The pathologic mechanisms concerning the positive relationship between lung lesion severity and blood glucose levels in COVID-19 patients remain unclear. Elevated BG levels may increase viral replication and suppress the antiviral immune response [5, 28, 29]. Moreover, DM patients are more likely to be undernourished and are prone to develop a cytokine storm, which may eventually lead to rapid deterioration, than non-DM patients [4, 23]. In addition, pulmonary dysfunction affecting lung volume, pulmonary diffusing capacity, respiration, bronchomotor tone, and neuroadrenergic bronchial innervation in non-COVID-19 patients with DM was previously reported [30]. All these factors may account for the tendency of serious lung damage in diabetic COVID-19 patients with poorly controlled BG.

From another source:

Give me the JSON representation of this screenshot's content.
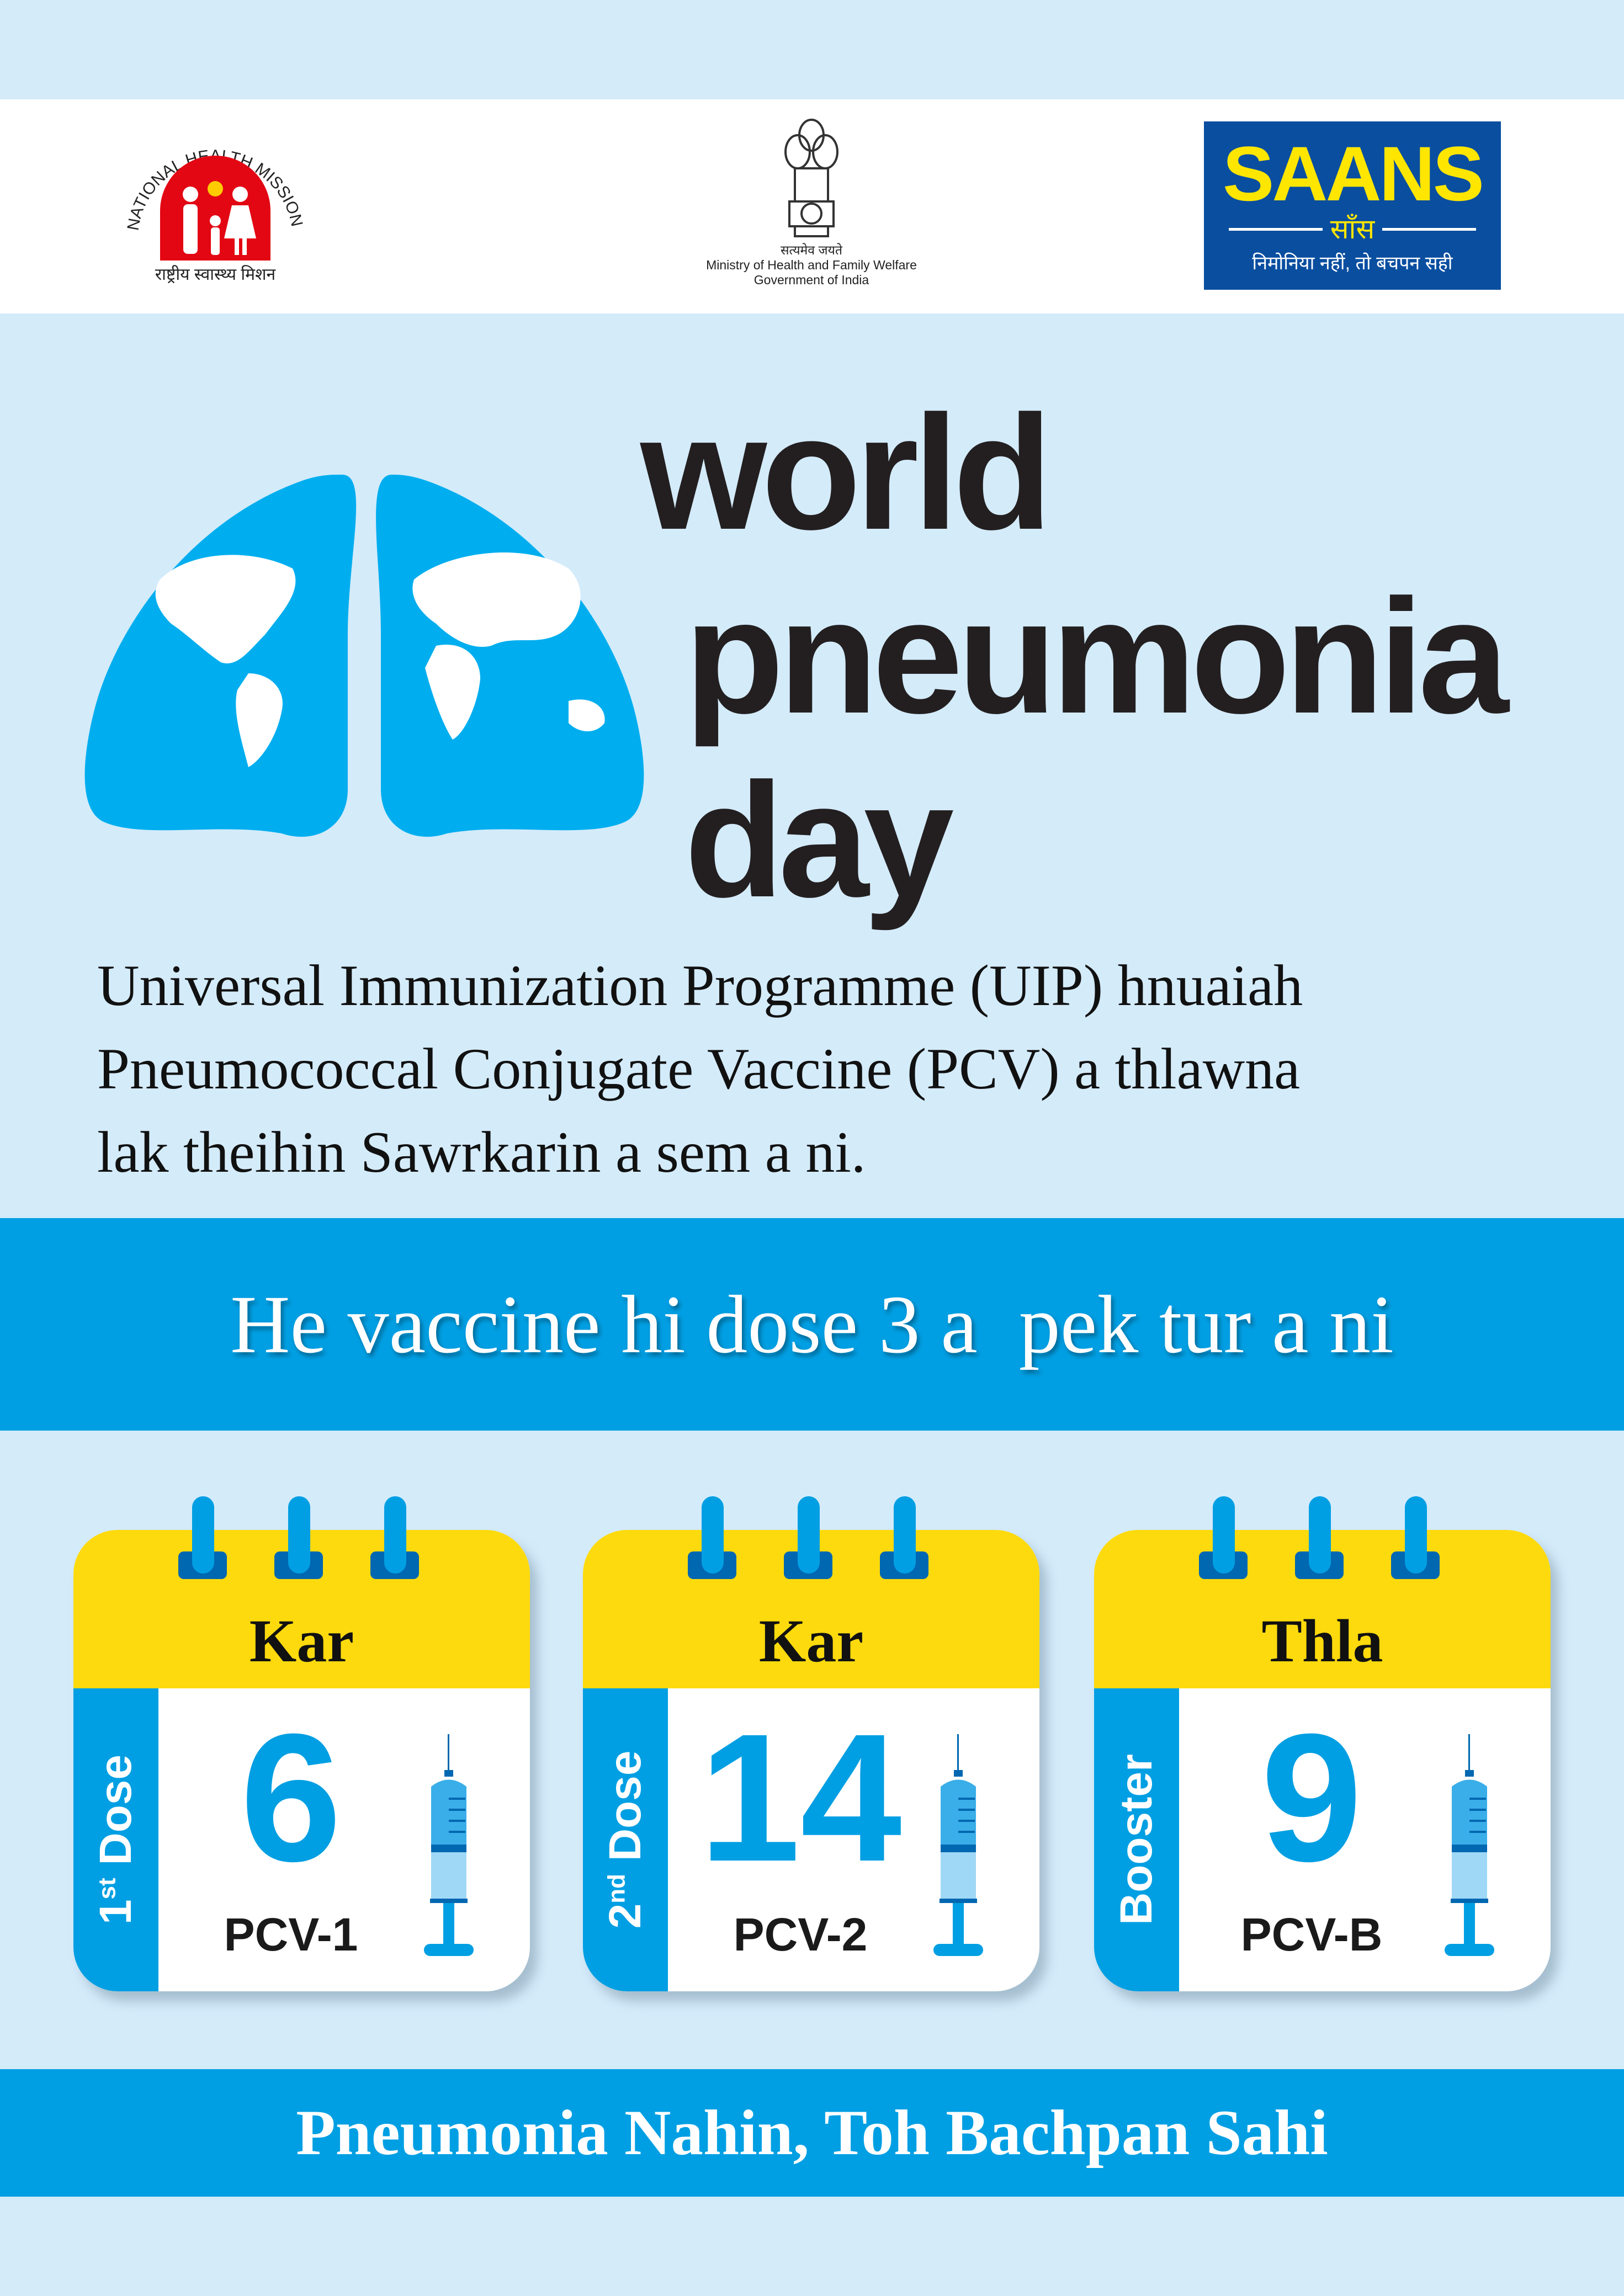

There were some limitations in this study. First, the sample size was small, as only 126 inpatients were included in this study. Further large-sample studies will be needed to validate the findings of this study. In addition, as a single-center study, most of the cases in this study were of moderate severity, which led to selection bias. Moreover, because of the study design, regular CT was impractical for severe and critical cases; hence, the analysis of dynamic changes in lung CT lesions was not feasible in this study. Furthermore, some researchers consider that unknown/secondary hyperglycemia is associated with poor prognosis, but this factor was not analyzed in this study due to the limited number of cases. Finally, due to the small number of diabetic patients, the role of some special antidiabetic drugs, such as metformin and DPP4 inhibitors, in the process of COVID-19 was not discussed.

Conclusions

In conclusion, this study revealed poorly controlled diabetes was associated with severe lung lesions as evidenced by certain CT parameters and bad clinical prognosis, and there was a positive correlation between blood glucose level (both HbA1c and FBG) on admission and lung involvement in COVID-19 patients. Moreover, the severity of CT lesions by AI quantitative analysis was correlated with clinical outcomes. Thus, further research is warranted to ascertain whether improved glycemic control correlates with improved outcomes.